Joel McDurmon has responded here to my earlier critique of his response to Tim Bayly, which can be read here. I am currently on the road, and don’t have a lot of time to respond. But I would like to say just a couple of basic things, things that I believe lie right at the root of our discussion.
First, actual slippery slopes are not instances of the slippery slope fallacy. Not everything slippery is a slope, and not every slippery slope is a fallacy. When people are actually sliding, it is not a fallacy to point out that they are doing so. “To me belongeth vengeance, and recompence; Their foot shall slide in due time: For the day of their calamity is at hand, And the things that shall come upon them make haste” (Deut. 32:35). People do slip. Backsliders do slide back.

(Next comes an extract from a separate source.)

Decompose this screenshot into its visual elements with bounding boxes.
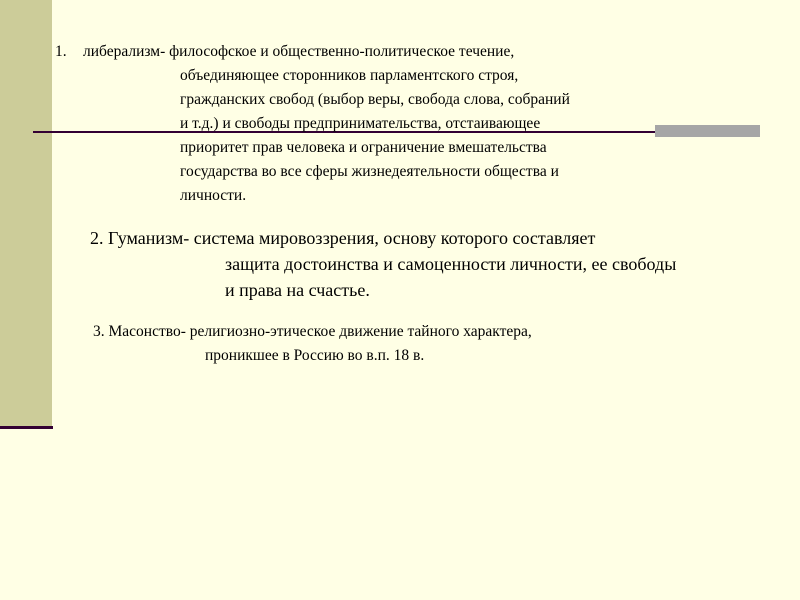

Informal fallacies of distraction are not the same thing as formal structural fallacies. If someone argues that a cow is a dog because dogs have four legs, this a structural fallacy. It is a pure fallacy, with no way to make it better. But when Jesus says that Pharisees are whited sepulchers, this is not an ad hominem fallacy even though it is an ad hominem attack. If a man is about to step onto a greasy slope, and I yell “watch out!” this is not a slippery slope fallacy. However, if a man points out that I have been apparently arguing that cows are dogs because of the four leg argument, and that I am being irrational, or so it seems to him, and I respond by saying his tendency to overemphasize Aristotelian categories, if not checked, is going to choke out everything truly human and valuable from our lives—love, compassion, and the organic life of the emotions—then I am being guilty of it. So that’s one thing.
Second, Joel quotes Jesus, and tries to apply it to this discussion: “Judge not according to the appearance, but judge righteous judgment” (John 7:24). Now the Lord was not talking about clothes. He was talking about their misapplication of the Mosaic code. He was talking about how they were trying to kill Him because He had created the appearance of Sabbath-breaking by healing a man. But then they would agree to do a similar thing when they circumcised a boy on the Sabbath, and so Jesus told them they needed to reason more carefully in the future.
In short, when Jesus said “appearance” here, He wasn’t teaching on our subject (clothing and demeanor) at all. But does He ever talk about appearances in the other sense, as we are using it, in the sense of how someone dresses might reflect a spiritual problem? Well, yes, He does.
“But what went ye out for to see? A man clothed in soft raiment? behold, they that wear soft clothing are in kings’ houses” (Matt. 11:8).
These are the malakoi, soft men, denizens of kings’ palaces and upscale catalogs.
“Beware of the scribes, which desire to walk in long robes, and love greetings in the markets, and the highest seats in the synagogues, and the chief rooms at feasts” (Luke 20:46).
These are the ecclesiastical poohbahs, parading in solemn assembly, flagging their spiritual problems to the world through their flowing robes, and stoles that drag on the ground.
Do the apostles ever talk about the spiritual meaning of appearances in this sense? Well, yes, they do. And do they tell pastors to admonish their people accordingly? Well, yes, they do that too.
“likewise also that women should adorn themselves in respectable apparel, with modesty and self-control, not with braided hair and gold or pearls or costly attire” (1 Timothy 2:9, ESV).
And what example did Paul give Timothy on this? He taught on it. He put it in the Bible. The apostle Peter teaches the same principle.
“Do not let your adorning be external—the braiding of hair and the putting on of gold jewelry, or the clothing you wear—” (1 Peter 3:3, ESV).
At a bare minimum, every pastor who preaches through 1 Timothy and 1 Peter has a responsibility to make application where Joel would rather they not.
Sure, there is a way to be a wooden fundamentalist about these things. They are two ways to neglect the Bible. One is to not even attempt to do what the Scriptures say, and the other is to do it poorly. But don’t tell me the Scriptures don’t teach on these things. They kind of sort of do.